Doctor vs Pharma: And The Impact of Sales vs Marketing
There is so much overlap between people in sales and those in marketing — an understanding of how people think, being extraverted, and knowing how to use language well. I’ve also wondered how the role of a salesperson versus the role of a marketer manifests in practice. And thinking about it, something clicked for me about the results of these two roles.
Let’s say you’re a doctor. A really good one. Maybe even the best surgeon in your city. People trust you, your schedule is packed, and you’re doing meaningful work every single day. But even then, there’s a limit to how many people you can help.
At the end of the day, you’re still constrained by time. You can only see a certain number of patients, maybe 30, maybe 80 if you stretch yourself each week. No matter how skilled or efficient you are, your impact is directly tied to how many people you can personally interact with.
That’s like sales.
Now let’s flip the perspective a bit.
Think about the person who creates the medicine. The researcher. The pharma company. They’re not meeting patients face-to-face everyday, nor are they the ones performing surgeries. But the work they do ends up reaching far more people than any single doctor ever could.
Their medicine gets prescribed across cities, hospitals, and even countries. One breakthrough can impact thousands or even millions of lives. They’re operating in the same ecosystem, but at a completely different scale.
That’s similar to the effect that marketing has.
So when you really break it down, sales is about direct impact. You’re having conversations, building relationships, and solving problems one person at a time. It’s immediate, tangible, and very important.

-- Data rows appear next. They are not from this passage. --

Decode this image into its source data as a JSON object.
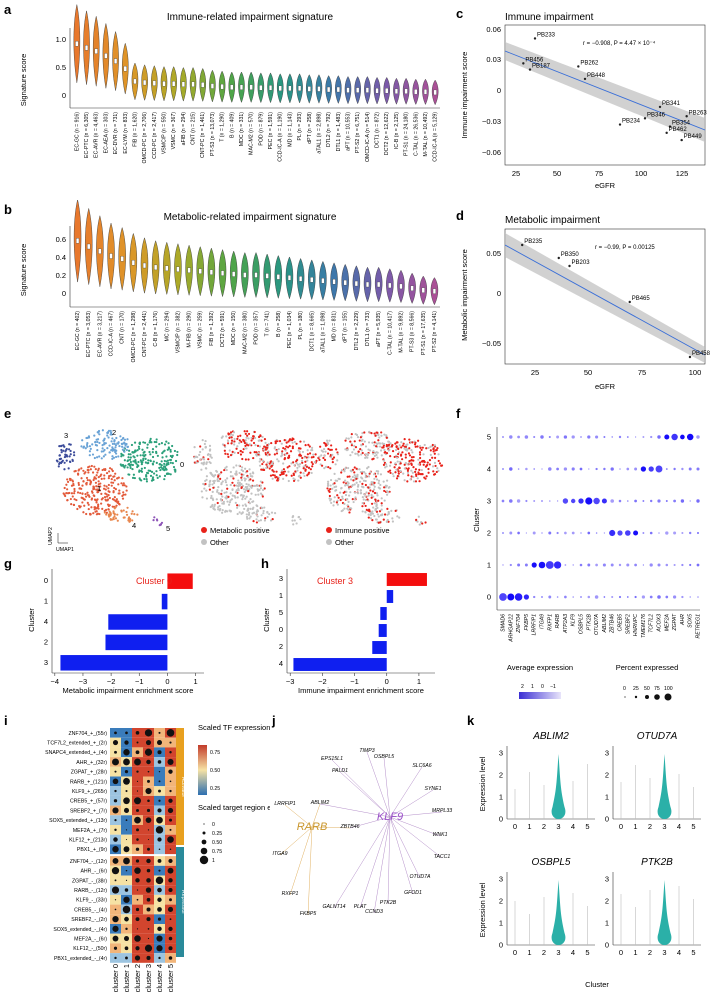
{
  "panels": {
    "a": "a",
    "b": "b",
    "c": "c",
    "d": "d",
    "e": "e",
    "f": "f",
    "g": "g",
    "h": "h",
    "i": "i",
    "j": "j",
    "k": "k"
  },
  "panel_a": {
    "title": "Immune-related impairment signature",
    "ylabel": "Signature score",
    "yticks": [
      "1.0",
      "0.5",
      "0"
    ],
    "categories": [
      "EC-GC (n = 916)",
      "EC-PTC (n = 6,305)",
      "EC-AVR (n = 4,463)",
      "EC-AEA (n = 303)",
      "EC-DVR (n = 731)",
      "EC-LYM (n = 833)",
      "FIB (n = 1,620)",
      "OMCD-PC (n = 2,706)",
      "CCD-PC (n = 2,417)",
      "VSMC/P (n = 550)",
      "VSMC (n = 367)",
      "aFIB (n = 294)",
      "CNT (n = 215)",
      "CNT-PC (n = 1,461)",
      "PT-S3 (n = 13,073)",
      "T (n = 1,290)",
      "B (n = 409)",
      "MDC (n = 331)",
      "MAC-M2 (n = 570)",
      "POD (n = 879)",
      "PEC (n = 1,591)",
      "CCD-IC-A (n = 1,190)",
      "MD (n = 1,143)",
      "PL (n = 293)",
      "dPT (n = 258)",
      "aTAL1 (n = 2,898)",
      "DTL2 (n = 792)",
      "DTL1 (n = 1,483)",
      "aPT (n = 10,553)",
      "PT-S2 (n = 6,751)",
      "OMCD-IC-A (n = 514)",
      "DCT1 (n = 872)",
      "DCT2 (n = 12,622)",
      "IC-B (n = 2,125)",
      "PT-S1 (n = 24,180)",
      "C-TAL (n = 26,536)",
      "M-TAL (n = 10,492)",
      "CCD-IC-A (n = 5,129)"
    ],
    "medians": [
      0.85,
      0.78,
      0.72,
      0.64,
      0.55,
      0.42,
      0.2,
      0.18,
      0.17,
      0.16,
      0.16,
      0.15,
      0.15,
      0.14,
      0.12,
      0.11,
      0.1,
      0.1,
      0.1,
      0.09,
      0.09,
      0.08,
      0.08,
      0.08,
      0.07,
      0.07,
      0.06,
      0.06,
      0.05,
      0.05,
      0.05,
      0.04,
      0.04,
      0.03,
      0.03,
      0.02,
      0.02,
      0.01
    ]
  },
  "panel_b": {
    "title": "Metabolic-related impairment signature",
    "ylabel": "Signature score",
    "yticks": [
      "0.6",
      "0.4",
      "0.2",
      "0"
    ],
    "categories": [
      "EC-GC (n = 402)",
      "EC-PTC (n = 3,053)",
      "EC-AVR (n = 3,217)",
      "CCD-IC-A (n = 467)",
      "CNT (n = 170)",
      "OMCD-PC (n = 1,298)",
      "CNT-PC (n = 2,441)",
      "C-B (n = 1,176)",
      "MC (n = 294)",
      "VSMC/P (n = 382)",
      "M-FIB (n = 290)",
      "VSMC (n = 259)",
      "FIB (n = 1,392)",
      "DCT2 (n = 591)",
      "MDC (n = 150)",
      "MAC-M2 (n = 380)",
      "POD (n = 357)",
      "T (n = 741)",
      "B (n = 258)",
      "PEC (n = 1,034)",
      "PL (n = 180)",
      "DCT1 (n = 8,665)",
      "aTAL1 (n = 1,098)",
      "MD (n = 831)",
      "dPT (n = 155)",
      "DTL2 (n = 2,229)",
      "DTL1 (n = 733)",
      "aPT (n = 5,935)",
      "C-TAL (n = 10,417)",
      "M-TAL (n = 9,892)",
      "PT-S3 (n = 8,566)",
      "PT-S1 (n = 17,635)",
      "PT-S2 (n = 4,141)"
    ],
    "medians": [
      0.56,
      0.5,
      0.45,
      0.4,
      0.37,
      0.33,
      0.3,
      0.28,
      0.27,
      0.26,
      0.25,
      0.24,
      0.23,
      0.22,
      0.21,
      0.2,
      0.2,
      0.19,
      0.18,
      0.17,
      0.16,
      0.15,
      0.14,
      0.13,
      0.12,
      0.11,
      0.1,
      0.1,
      0.09,
      0.08,
      0.06,
      0.04,
      0.03
    ]
  },
  "panel_c": {
    "title": "Immune impairment",
    "xlabel": "eGFR",
    "ylabel": "Immune impairment score",
    "stat": "r = −0.908, P = 4.47 × 10⁻⁴",
    "xticks": [
      "25",
      "50",
      "75",
      "100",
      "125"
    ],
    "yticks": [
      "0.06",
      "0.03",
      "0",
      "−0.03",
      "−0.06"
    ],
    "points": [
      {
        "label": "PB233",
        "x": 33,
        "y": 0.052
      },
      {
        "label": "PB456",
        "x": 26,
        "y": 0.028
      },
      {
        "label": "PB187",
        "x": 30,
        "y": 0.022
      },
      {
        "label": "PB262",
        "x": 59,
        "y": 0.025
      },
      {
        "label": "PB448",
        "x": 63,
        "y": 0.013
      },
      {
        "label": "PB341",
        "x": 108,
        "y": -0.014
      },
      {
        "label": "PB346",
        "x": 99,
        "y": -0.025
      },
      {
        "label": "PB263",
        "x": 124,
        "y": -0.023
      },
      {
        "label": "PB234",
        "x": 84,
        "y": -0.031
      },
      {
        "label": "PB354",
        "x": 114,
        "y": -0.033
      },
      {
        "label": "PB462",
        "x": 112,
        "y": -0.039
      },
      {
        "label": "PB449",
        "x": 121,
        "y": -0.046
      }
    ],
    "xlim": [
      15,
      135
    ],
    "ylim": [
      -0.07,
      0.065
    ]
  },
  "panel_d": {
    "title": "Metabolic impairment",
    "xlabel": "eGFR",
    "ylabel": "Metabolic impairment score",
    "stat": "r = −0.99, P = 0.00125",
    "xticks": [
      "25",
      "50",
      "75",
      "100"
    ],
    "yticks": [
      "0.05",
      "0",
      "−0.05"
    ],
    "points": [
      {
        "label": "PB235",
        "x": 20,
        "y": 0.054
      },
      {
        "label": "PB350",
        "x": 37,
        "y": 0.041
      },
      {
        "label": "PB203",
        "x": 42,
        "y": 0.033
      },
      {
        "label": "PB465",
        "x": 70,
        "y": -0.003
      },
      {
        "label": "PB458",
        "x": 98,
        "y": -0.058
      }
    ],
    "xlim": [
      12,
      105
    ],
    "ylim": [
      -0.065,
      0.07
    ]
  },
  "panel_e": {
    "clusters": [
      "0",
      "1",
      "2",
      "3",
      "4",
      "5"
    ],
    "umap1": "UMAP1",
    "umap2": "UMAP2",
    "legend_metabolic": "Metabolic positive",
    "legend_immune": "Immune positive",
    "legend_other": "Other",
    "colors": {
      "c0": "#2aa07a",
      "c1": "#e35a3a",
      "c2": "#6aa3d6",
      "c3": "#3b4b9a",
      "c4": "#e8874e",
      "c5": "#8e55b8",
      "positive": "#e8221a",
      "other": "#c2c2c2"
    }
  },
  "panel_f": {
    "ylabel": "Cluster",
    "clusters": [
      "5",
      "4",
      "3",
      "2",
      "1",
      "0"
    ],
    "genes": [
      "SMAD6",
      "ARHGAP22",
      "ZNF704",
      "FKBP5",
      "LRRFIP1",
      "ITGA9",
      "RXFP1",
      "RARB",
      "ATP2A3",
      "KLF9",
      "OSBPL5",
      "PTK2B",
      "OTUD7A",
      "ABLIM2",
      "ZBTB46",
      "CREB5",
      "SREBF2",
      "HNRNPC",
      "TMEM176",
      "TCF7L2",
      "ACOX3",
      "MEF2A",
      "ZGPAT",
      "AHR",
      "SOX5",
      "RETREG1"
    ],
    "legend_avg_title": "Average expression",
    "legend_avg_ticks": [
      "2",
      "1",
      "0",
      "−1"
    ],
    "legend_pct_title": "Percent expressed",
    "legend_pct_ticks": [
      "0",
      "25",
      "50",
      "75",
      "100"
    ]
  },
  "panel_g": {
    "ylabel": "Cluster",
    "xlabel": "Metabolic impairment enrichment score",
    "highlight": "Cluster 0",
    "clusters": [
      "0",
      "1",
      "4",
      "2",
      "3"
    ],
    "values": [
      0.9,
      -0.2,
      -2.1,
      -2.2,
      -3.8
    ],
    "xticks": [
      "−4",
      "−3",
      "−2",
      "−1",
      "0",
      "1"
    ],
    "xlim": [
      -4.1,
      1.3
    ]
  },
  "panel_h": {
    "ylabel": "Cluster",
    "xlabel": "Immune impairment enrichment score",
    "highlight": "Cluster 3",
    "clusters": [
      "3",
      "1",
      "5",
      "0",
      "2",
      "4"
    ],
    "values": [
      1.25,
      0.2,
      -0.2,
      -0.25,
      -0.45,
      -2.9
    ],
    "xticks": [
      "−3",
      "−2",
      "−1",
      "0",
      "1"
    ],
    "xlim": [
      -3.1,
      1.5
    ]
  },
  "panel_i": {
    "rows": [
      "ZNF704_+_(55r)",
      "TCF7L2_extended_+_(2r)",
      "SNAPC4_extended_+_(4r)",
      "AHR_+_(32r)",
      "ZGPAT_+_(28r)",
      "RARB_+_(121r)",
      "KLF9_+_(265r)",
      "CREB5_+_(57r)",
      "SREBF2_+_(7r)",
      "SOX5_extended_+_(13r)",
      "MEF2A_+_(7r)",
      "KLF12_+_(213r)",
      "PBX1_+_(9r)",
      "ZNF704_-_(12r)",
      "AHR_-_(6r)",
      "ZGPAT_-_(38r)",
      "RARB_-_(12r)",
      "KLF9_-_(33r)",
      "CREB5_-_(4r)",
      "SREBF2_-_(2r)",
      "SOX5_extended_-_(4r)",
      "MEF2A_-_(6r)",
      "KLF12_-_(50r)",
      "PBX1_extended_-_(4r)"
    ],
    "cols": [
      "cluster 0",
      "cluster 1",
      "cluster 2",
      "cluster 3",
      "cluster 4",
      "cluster 5"
    ],
    "group_activator": "Activator",
    "group_repressor": "Repressor",
    "legend_tf_title": "Scaled TF expression",
    "legend_tf_ticks": [
      "0.75",
      "0.50",
      "0.25"
    ],
    "legend_region_title": "Scaled target region enrich",
    "legend_region_ticks": [
      "0",
      "0.25",
      "0.50",
      "0.75",
      "1"
    ]
  },
  "panel_j": {
    "hubs": [
      "KLF9",
      "RARB"
    ],
    "klf9_targets": [
      "EPS15L1",
      "TIMP3",
      "OSBPL5",
      "SLC6A6",
      "PALD1",
      "SYNE1",
      "MRPL33",
      "WNK1",
      "TACC1",
      "OTUD7A",
      "GFOD1",
      "PTK2B",
      "CCND3",
      "PLAT",
      "GALNT14",
      "ZBTB46",
      "ABLIM2"
    ],
    "rarb_targets": [
      "LRRFIP1",
      "ITGA9",
      "RXFP1",
      "FKBP5",
      "ABLIM2",
      "ZBTB46"
    ]
  },
  "panel_k": {
    "genes": [
      "ABLIM2",
      "OTUD7A",
      "OSBPL5",
      "PTK2B"
    ],
    "ylabel": "Expression level",
    "xlabel": "Cluster",
    "xticks": [
      "0",
      "1",
      "2",
      "3",
      "4",
      "5"
    ],
    "yticks": [
      "0",
      "1",
      "2",
      "3"
    ],
    "color": "#2bb0a8"
  }
}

Marketing, on the other hand, is about scaled impact. You create something once, a message, a piece of content, a strong positioning, and it keeps working for you over time. It reaches people you may never even interact with directly.
Both roles matter a lot. You need great salespeople, just like you need great doctors. But you also need strong marketing, just like you need effective medicine. One doesn’t replace the other, they complement each other.
More importantly, both the doctor and pharma work best together. The pharma gets genuine feedback from doctors. The doctors are better able to serve their patients thanks to the pharmaceutical. And when sales and marketing work together, your brand and sales work well and in tandem.